Cameroun : La baisse des prix du carburant est effective dans certaines stations-service

La baisse des prix du carburant est effective dans certaines stations-service | Illustration/DR
La baisse des prix du carburant est effective dans certaines stations-service | Illustration/DR

La mesure est entrée en vigueur dans certaines stations-service dès les premières heures de l’année 2016.
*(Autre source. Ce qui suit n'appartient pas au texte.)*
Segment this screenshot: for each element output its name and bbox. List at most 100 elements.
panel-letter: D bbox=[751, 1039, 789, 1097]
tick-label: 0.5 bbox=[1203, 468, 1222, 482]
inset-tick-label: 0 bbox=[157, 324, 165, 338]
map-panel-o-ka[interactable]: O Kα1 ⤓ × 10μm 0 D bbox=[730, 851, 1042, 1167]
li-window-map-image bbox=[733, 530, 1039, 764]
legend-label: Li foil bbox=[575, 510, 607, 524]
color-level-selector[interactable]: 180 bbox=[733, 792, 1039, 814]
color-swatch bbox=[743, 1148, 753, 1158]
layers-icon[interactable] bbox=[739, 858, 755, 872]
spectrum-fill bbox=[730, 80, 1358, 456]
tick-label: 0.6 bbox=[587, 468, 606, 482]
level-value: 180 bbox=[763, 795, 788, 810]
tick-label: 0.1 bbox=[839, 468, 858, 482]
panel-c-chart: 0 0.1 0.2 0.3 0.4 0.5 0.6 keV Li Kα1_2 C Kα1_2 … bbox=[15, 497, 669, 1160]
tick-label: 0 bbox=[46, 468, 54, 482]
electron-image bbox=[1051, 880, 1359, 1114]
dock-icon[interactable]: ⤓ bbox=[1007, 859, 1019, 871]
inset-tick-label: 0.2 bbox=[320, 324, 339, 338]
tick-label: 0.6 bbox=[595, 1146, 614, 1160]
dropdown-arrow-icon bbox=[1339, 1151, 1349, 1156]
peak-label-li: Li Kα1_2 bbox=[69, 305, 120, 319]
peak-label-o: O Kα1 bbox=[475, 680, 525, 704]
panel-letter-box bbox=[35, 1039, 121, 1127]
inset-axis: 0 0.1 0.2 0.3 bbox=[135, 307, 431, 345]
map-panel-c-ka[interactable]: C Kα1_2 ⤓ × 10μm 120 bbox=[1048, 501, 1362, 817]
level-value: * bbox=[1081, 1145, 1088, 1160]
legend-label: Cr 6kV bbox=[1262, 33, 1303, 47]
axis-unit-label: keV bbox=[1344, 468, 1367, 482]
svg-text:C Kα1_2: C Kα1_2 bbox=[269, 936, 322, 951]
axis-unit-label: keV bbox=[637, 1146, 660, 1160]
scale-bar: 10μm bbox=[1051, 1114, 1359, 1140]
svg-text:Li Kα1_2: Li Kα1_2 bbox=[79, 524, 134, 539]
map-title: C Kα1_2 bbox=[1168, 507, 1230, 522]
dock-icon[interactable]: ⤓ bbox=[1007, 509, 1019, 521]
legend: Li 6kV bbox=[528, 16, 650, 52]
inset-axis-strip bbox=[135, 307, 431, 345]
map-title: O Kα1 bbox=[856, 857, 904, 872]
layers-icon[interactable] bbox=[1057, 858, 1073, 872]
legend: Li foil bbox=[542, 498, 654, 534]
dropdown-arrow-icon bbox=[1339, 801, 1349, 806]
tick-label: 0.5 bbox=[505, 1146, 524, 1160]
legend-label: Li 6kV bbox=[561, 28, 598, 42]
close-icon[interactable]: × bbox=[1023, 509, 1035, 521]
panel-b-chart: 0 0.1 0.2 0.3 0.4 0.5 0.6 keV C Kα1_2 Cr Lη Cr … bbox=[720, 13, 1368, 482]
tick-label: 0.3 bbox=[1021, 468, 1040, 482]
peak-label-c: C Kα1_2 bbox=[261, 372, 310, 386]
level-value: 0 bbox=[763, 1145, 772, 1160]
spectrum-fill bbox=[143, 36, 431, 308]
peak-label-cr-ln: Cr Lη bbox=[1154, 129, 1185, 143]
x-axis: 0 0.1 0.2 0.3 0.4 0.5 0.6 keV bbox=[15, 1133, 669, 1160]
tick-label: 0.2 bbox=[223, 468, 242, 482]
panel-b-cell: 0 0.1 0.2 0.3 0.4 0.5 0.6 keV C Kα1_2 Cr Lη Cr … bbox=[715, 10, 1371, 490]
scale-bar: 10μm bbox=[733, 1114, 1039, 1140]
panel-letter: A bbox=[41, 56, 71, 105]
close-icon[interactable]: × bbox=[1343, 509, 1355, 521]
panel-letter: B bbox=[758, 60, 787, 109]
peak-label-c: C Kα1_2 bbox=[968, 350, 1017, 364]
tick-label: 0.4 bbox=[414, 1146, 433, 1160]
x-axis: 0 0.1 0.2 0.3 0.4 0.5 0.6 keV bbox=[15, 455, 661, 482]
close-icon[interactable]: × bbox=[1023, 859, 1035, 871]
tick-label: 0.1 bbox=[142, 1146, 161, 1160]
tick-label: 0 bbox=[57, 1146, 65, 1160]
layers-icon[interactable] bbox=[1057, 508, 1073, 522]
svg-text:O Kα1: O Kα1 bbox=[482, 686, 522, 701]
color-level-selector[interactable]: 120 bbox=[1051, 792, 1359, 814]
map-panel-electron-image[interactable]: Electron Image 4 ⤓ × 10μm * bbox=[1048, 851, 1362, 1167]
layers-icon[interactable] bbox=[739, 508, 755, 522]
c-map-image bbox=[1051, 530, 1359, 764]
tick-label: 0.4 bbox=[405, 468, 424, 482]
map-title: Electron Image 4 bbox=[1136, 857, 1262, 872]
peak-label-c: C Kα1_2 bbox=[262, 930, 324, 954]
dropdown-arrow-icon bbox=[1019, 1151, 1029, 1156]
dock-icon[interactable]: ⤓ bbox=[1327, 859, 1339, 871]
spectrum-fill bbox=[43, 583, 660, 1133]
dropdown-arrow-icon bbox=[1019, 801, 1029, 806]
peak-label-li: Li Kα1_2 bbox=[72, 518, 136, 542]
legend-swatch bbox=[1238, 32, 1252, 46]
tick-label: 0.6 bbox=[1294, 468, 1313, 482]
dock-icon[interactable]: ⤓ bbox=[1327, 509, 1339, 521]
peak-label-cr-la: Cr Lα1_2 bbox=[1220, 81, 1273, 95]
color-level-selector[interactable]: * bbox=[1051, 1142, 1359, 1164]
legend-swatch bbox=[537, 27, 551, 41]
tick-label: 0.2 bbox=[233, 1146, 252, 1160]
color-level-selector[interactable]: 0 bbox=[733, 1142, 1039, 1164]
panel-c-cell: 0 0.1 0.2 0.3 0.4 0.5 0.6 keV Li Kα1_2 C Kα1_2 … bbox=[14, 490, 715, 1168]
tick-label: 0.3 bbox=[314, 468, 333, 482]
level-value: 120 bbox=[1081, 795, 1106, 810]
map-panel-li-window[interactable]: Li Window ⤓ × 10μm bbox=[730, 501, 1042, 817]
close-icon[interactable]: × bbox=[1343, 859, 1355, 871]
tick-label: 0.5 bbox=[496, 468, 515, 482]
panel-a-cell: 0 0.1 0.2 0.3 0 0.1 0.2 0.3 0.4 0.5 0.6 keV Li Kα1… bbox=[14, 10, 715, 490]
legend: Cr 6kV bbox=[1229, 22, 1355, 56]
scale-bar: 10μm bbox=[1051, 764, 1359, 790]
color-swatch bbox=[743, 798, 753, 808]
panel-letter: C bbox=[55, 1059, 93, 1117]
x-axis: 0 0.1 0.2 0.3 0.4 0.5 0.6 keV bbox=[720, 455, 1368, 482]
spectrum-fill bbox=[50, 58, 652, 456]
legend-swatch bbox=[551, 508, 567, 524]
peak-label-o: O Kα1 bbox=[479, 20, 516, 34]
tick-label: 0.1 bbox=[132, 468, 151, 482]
Depuis le 1er janvier 2016, les prix du carburant à la pompe ont baissé au Cameroun. Le Super coûte désormais 630 Fcfa au lieu de 650. Le gasoil se vend à 575 Fcfa le lire, au lieu de 600. Ces baisses ont été décidées par le gouvernement. Le 31 décembre 2015, Paul Biya, 33 ans au pouvoir, a annoncé ces baisses ainsi que la hausse des allocations familiales dans son discours de fin d’année. « Nous avons été notifiée vers minuit par une équipe du ministère du commerce », explique une dame employée de station-service dans la ville de Yaoundé, qui ajoute que les prix ont été réajustés à partir de deux heures le 1er janvier. Les nouveaux prix ont été affichés. Mais, c’est dans la journée que le grand public a constaté ce basculement. « Effectivement, j’ai acheté le carburant avec 20 Fcfa de moins sur chaque litre. Mais là n’est pas le problème. Cette baisse ne change rien, puisque son impact ne va pas au-delà du premier consommateur qu’est l’automobiliste. Or, l’idée c’est que tous les maillons de la chaine du transport ressentent cette baisse. Par exemple, vous devrez acheter le régime de banane moins cher parce que la voiture qui s’est rendue dans le bassin de production n’a pas taxé les vendeuses en raison du fait que lui-même a acheté le carburant moins cher. Or, tel n’est pas le cas », analyse Alain Modo, agent de l’Etat.

Pour les chauffeurs de taxi, cette mesure ne semble pas les émouvoir. « C’est une mesure aux élans de campagne. Elle ne changera en rien notre quotidien. Regardez quand on augmente, le prix du carburant, ce n’est pas une affaire de 20 F cfa, mais de beaucoup d’argent. Souvent même 100 Fcfa.  Mais pourquoi quand on veut baisser, on ne fait pas pareil. C’est simplement pour que ça ne change rien », s’emporte Njifoun Harouna, chauffeur de taxi à Yaoundé. « Notre attente, rappelle un autre taximan, c’est une baisse conséquente, et non cette supercherie. Tant que je ne rentre pas avec un peu plus d’argent le soir, alors je ne peux pas penser qu’il y a un changement. Notre pays achète le pays à l’extérieur. Or, il se vend moins cher, pourquoi alors, il ne baisse pas », s’indigne notre interlocuteur qui promet que si le gouvernement « tente » de baisser le prix du taxi, « nous serons obligés de grever ».

Le Cameroun situé dans le Golfe de Guinée exporte du pétrole brut, et importe sur le marché international.  L’augmentation de ses prix à la pompe est toujours redoutée par le pouvoir de Yaoundé. Sa baisse est vantée par les thuriféraires du régime comme un acte de mansuétude.